Building a community of support that promotes honesty and understanding can be hard to come by. As women and fellow mommas, it's our job to support each other through this incredible adventure that is motherhood, whatever that may look like. I was talking with a client and she said something so beautiful to me. She said “I remember walking up and down the halls of the hospital. Everytime I would get a contraction you would give me that bear hug and I would hang my legs and rock back and forth. Something I had heard before having my baby was how strong and empowered I would feel after the baby was born. No one told me that I could feel that way during labor! As I would hang on you fully reliant on you and vulnerable I have never felt more strong and fully confident that I could do it!
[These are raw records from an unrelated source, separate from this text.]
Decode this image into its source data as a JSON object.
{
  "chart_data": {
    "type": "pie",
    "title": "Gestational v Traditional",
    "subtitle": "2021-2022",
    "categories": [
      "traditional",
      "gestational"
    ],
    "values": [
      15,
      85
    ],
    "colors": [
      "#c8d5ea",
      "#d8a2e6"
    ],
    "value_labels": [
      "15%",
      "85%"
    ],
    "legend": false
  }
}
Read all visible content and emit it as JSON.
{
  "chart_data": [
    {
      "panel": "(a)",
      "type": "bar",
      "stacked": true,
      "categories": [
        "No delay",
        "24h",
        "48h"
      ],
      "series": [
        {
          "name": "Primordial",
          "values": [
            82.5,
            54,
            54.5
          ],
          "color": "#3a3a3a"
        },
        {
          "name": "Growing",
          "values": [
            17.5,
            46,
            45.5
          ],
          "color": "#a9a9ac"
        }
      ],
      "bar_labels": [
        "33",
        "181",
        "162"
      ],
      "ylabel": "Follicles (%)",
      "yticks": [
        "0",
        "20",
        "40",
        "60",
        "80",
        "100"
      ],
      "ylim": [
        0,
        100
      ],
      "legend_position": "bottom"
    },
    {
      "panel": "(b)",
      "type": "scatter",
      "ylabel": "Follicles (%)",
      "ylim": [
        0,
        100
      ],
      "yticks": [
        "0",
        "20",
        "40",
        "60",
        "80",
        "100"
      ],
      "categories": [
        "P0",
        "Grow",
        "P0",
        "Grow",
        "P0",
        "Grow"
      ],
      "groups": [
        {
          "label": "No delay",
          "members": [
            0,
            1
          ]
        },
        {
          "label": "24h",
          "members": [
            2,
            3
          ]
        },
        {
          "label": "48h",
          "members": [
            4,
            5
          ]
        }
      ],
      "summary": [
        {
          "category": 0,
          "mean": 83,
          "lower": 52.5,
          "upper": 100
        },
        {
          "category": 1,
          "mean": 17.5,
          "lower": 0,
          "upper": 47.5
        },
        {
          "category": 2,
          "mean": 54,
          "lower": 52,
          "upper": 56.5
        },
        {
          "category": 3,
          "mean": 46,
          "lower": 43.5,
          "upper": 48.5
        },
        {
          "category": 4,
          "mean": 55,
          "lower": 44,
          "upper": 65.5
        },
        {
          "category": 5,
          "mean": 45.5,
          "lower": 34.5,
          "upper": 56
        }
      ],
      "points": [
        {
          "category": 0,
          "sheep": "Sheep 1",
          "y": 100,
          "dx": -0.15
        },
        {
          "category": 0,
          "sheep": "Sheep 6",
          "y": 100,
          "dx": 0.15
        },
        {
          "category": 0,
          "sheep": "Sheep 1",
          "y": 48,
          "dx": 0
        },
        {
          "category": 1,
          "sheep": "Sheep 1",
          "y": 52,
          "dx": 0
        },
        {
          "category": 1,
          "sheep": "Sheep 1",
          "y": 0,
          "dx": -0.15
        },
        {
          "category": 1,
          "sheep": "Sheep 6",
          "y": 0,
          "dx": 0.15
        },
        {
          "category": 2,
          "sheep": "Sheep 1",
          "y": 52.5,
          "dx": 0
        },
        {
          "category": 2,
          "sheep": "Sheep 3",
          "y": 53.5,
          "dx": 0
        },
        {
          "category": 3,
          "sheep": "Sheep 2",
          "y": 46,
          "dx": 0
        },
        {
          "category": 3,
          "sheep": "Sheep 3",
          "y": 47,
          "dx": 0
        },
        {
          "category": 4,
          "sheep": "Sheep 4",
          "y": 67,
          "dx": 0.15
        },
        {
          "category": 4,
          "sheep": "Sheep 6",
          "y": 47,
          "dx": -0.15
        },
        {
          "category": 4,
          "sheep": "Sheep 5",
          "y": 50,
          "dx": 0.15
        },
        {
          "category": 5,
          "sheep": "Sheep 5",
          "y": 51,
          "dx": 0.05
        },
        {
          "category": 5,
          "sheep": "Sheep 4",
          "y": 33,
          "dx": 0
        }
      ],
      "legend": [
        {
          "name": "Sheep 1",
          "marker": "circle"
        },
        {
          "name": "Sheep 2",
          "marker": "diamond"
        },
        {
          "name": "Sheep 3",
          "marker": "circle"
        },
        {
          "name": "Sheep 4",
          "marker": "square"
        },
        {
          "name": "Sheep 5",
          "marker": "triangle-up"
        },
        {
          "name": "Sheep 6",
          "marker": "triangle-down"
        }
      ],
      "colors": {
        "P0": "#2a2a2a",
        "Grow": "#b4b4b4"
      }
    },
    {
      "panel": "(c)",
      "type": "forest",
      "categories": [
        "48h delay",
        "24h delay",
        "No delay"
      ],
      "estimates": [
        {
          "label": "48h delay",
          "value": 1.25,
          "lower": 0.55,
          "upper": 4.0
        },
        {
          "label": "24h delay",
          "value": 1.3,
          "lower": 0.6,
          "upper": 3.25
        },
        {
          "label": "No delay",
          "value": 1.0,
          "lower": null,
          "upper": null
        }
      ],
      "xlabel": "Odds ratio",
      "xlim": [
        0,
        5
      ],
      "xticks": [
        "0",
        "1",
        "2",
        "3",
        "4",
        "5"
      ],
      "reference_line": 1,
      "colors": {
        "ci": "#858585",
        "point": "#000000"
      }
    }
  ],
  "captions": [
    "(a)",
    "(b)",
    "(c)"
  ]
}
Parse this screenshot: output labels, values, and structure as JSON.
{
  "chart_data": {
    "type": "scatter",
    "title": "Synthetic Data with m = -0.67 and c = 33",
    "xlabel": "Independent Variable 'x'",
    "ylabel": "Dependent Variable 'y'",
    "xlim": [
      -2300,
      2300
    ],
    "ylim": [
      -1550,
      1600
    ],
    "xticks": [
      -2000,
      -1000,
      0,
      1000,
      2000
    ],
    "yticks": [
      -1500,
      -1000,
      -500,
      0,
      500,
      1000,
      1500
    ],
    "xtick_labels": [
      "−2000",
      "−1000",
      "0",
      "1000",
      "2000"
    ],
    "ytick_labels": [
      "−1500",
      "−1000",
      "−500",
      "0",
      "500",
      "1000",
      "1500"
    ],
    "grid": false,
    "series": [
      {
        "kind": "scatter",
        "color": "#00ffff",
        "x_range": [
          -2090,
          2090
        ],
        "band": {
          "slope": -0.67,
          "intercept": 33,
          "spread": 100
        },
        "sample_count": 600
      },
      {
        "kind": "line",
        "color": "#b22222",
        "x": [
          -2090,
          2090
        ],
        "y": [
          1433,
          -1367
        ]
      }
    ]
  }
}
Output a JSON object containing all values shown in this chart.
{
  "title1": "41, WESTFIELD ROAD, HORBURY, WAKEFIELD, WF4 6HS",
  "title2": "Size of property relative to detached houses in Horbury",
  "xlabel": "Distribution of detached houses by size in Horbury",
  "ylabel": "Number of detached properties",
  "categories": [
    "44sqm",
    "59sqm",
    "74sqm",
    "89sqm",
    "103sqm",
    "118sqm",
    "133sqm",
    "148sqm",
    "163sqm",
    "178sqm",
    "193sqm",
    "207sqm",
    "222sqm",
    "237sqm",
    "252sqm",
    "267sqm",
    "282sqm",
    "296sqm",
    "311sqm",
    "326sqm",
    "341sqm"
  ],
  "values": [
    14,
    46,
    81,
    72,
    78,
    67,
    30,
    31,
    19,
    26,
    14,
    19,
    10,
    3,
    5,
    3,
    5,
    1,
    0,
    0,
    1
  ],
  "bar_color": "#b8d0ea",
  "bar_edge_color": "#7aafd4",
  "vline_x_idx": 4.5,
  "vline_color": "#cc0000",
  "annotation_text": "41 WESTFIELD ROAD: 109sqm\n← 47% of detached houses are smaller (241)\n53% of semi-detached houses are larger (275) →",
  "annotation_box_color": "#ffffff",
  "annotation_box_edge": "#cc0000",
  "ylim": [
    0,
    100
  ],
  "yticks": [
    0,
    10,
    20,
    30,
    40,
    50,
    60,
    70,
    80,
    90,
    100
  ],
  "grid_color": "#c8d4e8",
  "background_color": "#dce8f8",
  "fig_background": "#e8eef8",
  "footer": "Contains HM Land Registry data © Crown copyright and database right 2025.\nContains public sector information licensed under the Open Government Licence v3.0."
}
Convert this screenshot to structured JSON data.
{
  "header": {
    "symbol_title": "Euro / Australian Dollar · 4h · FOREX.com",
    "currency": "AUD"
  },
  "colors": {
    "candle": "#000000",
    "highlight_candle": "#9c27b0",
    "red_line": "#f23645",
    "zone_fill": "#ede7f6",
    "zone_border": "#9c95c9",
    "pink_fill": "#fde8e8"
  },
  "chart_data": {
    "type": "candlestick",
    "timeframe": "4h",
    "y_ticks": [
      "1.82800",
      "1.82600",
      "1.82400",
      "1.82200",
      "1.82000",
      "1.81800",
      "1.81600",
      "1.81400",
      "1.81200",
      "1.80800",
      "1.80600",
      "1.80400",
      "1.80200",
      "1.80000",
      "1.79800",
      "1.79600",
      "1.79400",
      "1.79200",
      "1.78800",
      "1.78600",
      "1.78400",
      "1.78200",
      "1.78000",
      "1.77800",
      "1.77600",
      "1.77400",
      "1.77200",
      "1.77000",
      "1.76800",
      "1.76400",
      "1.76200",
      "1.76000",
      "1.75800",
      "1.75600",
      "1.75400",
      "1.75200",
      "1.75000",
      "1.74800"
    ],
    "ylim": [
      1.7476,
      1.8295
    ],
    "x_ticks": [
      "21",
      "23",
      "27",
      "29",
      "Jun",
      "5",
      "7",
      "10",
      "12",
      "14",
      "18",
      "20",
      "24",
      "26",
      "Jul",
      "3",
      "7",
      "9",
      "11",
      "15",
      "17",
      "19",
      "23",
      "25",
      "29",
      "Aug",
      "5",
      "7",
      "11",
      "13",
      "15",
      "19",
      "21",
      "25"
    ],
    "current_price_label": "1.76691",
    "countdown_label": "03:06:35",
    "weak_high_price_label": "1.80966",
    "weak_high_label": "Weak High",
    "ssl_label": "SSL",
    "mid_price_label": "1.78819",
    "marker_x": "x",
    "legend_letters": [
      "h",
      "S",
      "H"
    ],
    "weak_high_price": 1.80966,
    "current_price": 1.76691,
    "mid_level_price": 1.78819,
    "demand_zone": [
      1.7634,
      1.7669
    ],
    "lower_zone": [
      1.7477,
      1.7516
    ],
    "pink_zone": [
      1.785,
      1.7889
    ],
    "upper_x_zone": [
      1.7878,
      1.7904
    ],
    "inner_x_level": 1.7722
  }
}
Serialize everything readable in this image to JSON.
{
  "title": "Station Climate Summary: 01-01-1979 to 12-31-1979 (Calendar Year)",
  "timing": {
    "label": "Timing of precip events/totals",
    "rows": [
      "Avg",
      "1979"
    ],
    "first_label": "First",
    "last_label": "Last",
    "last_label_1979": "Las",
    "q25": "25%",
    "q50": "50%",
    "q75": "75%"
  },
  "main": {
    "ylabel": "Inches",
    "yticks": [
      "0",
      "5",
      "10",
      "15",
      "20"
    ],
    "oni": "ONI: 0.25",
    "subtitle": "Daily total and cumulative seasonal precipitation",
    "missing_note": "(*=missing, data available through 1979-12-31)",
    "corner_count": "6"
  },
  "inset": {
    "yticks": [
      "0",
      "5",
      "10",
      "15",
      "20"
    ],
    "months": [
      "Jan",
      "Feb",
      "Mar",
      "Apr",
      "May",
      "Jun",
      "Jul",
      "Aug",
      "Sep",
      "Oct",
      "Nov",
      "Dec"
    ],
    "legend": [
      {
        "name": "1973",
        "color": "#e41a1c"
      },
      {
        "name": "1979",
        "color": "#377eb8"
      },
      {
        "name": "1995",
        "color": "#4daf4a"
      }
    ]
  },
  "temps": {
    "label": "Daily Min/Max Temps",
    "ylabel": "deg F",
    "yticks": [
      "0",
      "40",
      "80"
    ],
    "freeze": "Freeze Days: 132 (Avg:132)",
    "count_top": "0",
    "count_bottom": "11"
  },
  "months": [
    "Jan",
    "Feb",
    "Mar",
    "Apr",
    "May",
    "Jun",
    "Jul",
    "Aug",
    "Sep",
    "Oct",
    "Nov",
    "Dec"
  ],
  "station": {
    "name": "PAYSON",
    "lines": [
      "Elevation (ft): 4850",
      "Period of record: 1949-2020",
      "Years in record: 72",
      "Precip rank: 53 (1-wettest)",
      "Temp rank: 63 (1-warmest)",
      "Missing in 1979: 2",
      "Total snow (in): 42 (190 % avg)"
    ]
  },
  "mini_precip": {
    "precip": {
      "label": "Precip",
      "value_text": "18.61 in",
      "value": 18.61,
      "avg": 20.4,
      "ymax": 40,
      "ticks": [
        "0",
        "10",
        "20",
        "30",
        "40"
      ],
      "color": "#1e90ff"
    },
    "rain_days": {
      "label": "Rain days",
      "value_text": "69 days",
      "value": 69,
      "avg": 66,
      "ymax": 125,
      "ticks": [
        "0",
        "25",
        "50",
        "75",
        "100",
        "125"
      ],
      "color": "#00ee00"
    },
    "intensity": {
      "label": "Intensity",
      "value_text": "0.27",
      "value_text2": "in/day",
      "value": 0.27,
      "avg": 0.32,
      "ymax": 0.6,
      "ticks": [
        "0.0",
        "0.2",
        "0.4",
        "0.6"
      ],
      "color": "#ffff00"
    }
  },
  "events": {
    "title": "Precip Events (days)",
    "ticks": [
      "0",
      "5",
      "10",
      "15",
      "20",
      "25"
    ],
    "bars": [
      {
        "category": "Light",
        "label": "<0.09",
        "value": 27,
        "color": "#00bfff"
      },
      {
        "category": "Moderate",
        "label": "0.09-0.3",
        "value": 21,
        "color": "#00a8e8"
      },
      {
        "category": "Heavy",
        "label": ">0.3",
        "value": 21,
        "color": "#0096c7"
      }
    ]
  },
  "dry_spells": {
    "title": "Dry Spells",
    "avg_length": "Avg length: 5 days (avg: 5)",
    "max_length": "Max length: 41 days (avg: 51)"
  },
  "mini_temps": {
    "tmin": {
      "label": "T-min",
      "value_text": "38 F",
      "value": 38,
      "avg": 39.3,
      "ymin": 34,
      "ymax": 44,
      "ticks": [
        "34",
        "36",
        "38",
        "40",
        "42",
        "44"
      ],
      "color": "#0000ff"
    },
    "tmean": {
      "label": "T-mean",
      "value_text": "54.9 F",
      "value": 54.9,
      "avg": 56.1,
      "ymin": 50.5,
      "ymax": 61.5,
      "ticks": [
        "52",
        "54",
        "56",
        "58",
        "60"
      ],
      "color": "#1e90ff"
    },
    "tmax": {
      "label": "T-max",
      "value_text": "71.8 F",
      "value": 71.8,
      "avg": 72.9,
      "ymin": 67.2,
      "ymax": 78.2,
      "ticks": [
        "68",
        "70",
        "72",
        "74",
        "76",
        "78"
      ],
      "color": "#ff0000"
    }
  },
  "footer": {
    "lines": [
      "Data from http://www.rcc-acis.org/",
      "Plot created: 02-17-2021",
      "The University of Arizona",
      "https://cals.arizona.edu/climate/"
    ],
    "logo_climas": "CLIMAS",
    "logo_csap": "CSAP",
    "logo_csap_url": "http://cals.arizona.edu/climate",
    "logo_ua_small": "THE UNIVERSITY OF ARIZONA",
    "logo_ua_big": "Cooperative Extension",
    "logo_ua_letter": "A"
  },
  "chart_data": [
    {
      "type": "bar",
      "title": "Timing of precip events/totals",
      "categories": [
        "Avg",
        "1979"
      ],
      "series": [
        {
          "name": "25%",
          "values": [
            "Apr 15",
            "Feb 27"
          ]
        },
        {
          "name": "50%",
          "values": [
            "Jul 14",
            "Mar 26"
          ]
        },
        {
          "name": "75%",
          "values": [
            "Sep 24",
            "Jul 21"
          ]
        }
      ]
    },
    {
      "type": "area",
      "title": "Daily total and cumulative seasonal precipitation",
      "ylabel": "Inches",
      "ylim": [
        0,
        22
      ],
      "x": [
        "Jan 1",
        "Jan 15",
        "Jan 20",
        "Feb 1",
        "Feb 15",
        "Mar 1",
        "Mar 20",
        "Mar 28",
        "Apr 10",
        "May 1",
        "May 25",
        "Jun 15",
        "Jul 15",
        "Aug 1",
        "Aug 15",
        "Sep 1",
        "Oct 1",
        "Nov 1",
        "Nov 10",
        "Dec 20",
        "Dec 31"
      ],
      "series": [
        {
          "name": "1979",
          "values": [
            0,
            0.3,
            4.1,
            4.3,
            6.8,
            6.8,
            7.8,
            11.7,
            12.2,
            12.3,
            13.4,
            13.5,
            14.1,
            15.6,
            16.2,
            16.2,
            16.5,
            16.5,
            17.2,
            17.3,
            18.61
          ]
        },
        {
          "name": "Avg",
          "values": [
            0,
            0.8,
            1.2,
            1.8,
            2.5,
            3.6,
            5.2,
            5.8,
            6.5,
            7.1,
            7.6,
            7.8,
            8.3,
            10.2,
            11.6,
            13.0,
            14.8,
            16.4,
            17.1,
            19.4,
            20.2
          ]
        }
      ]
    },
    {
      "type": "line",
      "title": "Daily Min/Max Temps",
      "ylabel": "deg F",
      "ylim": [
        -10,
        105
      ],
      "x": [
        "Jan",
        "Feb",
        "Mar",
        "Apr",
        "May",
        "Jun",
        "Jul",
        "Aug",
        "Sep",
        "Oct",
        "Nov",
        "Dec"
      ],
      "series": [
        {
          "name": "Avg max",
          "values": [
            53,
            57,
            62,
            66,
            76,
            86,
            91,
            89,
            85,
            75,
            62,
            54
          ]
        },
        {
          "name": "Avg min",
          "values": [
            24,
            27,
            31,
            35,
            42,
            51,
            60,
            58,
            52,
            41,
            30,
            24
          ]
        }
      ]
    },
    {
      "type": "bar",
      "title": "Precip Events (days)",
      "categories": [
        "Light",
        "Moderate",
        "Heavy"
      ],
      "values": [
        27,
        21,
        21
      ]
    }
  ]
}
In the vulnerability I felt complete strength”. What a beautiful picture of motherhood, that in our vulnerability we can still feel a strength that runs so deep.
I hope today as you are reading this post you are feeling encouraged to walk through this incredible season of life that you are in and know you are not alone.
**Disclaimer: This information does not replace the advice of your doctor or other health care professional. If you should have postpartum/recovery health concerns, please reach out to your health care provider.